Shell later neither confirmed or denied claims of attacks on its Orubiri flow station, Rumuekpe pipeline and another pipeline at the Elem-Kalabari
Cawthorne Channel axis in Rivers state.

Chevron has confirmed two "shooting incidents" near its facilities and it had no reason to believe it was specifically targeted in either attack.

'Oil war'

Jomo Gbomo, a Mend spokesman, on Saturday claimed to have grassroots support: "The impoverished and neglected inhabitants of oil-producing communities consider our actions to these structures as good riddance to bad rubbish.

"Oil exploration has brought only pain to them by way of environmental damage, harassment from the military and rape of under-aged girls by soldiers, extra-judicial killings of young men and development and wealth to other parts of the country at their detriment," he said.

Mend has also warned it will attack the country's two big deep offshore fields, Shell's Bonga and Chevron's Agbami, as well as oil and gas tankers in Nigerian
waters.

The latest attack claimed by Mend was cited as a factor in Friday's rise in world oil prices to more than $100 a barrel.

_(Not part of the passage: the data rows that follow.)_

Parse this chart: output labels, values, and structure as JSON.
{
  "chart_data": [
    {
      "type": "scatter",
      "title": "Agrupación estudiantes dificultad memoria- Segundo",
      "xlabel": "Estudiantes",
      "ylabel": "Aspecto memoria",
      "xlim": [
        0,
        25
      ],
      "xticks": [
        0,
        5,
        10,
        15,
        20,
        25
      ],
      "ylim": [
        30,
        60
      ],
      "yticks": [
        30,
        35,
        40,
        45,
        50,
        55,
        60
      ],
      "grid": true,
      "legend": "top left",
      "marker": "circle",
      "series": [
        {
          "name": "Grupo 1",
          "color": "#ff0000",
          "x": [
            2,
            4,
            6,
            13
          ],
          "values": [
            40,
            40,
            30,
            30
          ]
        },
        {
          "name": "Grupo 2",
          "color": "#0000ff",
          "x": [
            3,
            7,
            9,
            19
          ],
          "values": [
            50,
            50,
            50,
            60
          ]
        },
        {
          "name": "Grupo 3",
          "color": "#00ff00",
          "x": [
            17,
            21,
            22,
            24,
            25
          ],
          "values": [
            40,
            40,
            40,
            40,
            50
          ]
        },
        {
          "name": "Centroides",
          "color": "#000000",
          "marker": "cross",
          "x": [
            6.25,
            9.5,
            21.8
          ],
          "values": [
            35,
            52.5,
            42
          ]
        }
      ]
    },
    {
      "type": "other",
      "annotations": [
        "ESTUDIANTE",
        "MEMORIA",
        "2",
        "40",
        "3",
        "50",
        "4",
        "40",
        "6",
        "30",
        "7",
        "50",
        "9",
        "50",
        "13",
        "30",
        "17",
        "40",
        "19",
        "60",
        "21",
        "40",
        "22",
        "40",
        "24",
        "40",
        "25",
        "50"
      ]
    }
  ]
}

But analysts said the predominant reason was an improvement in market confidence after efforts to resolve the US-centred world financial crisis which brought predictions of further falls in oil demand.

Insecurity in the region has cut the West African country's output by around a fifth since early 2006, when Mend began blowing up oil pipelines and kidnapping foreign workers, helping push up world oil prices.

The Niger Delta accounts for most of Nigeria's oil output of two million barrels per day, making it the world's eighth-biggest oil exporter.

Royal Dutch Shell, ExxonMobil, Total, Eni, and Chevron, are among the numerous oil companies operating in the Niger Delta.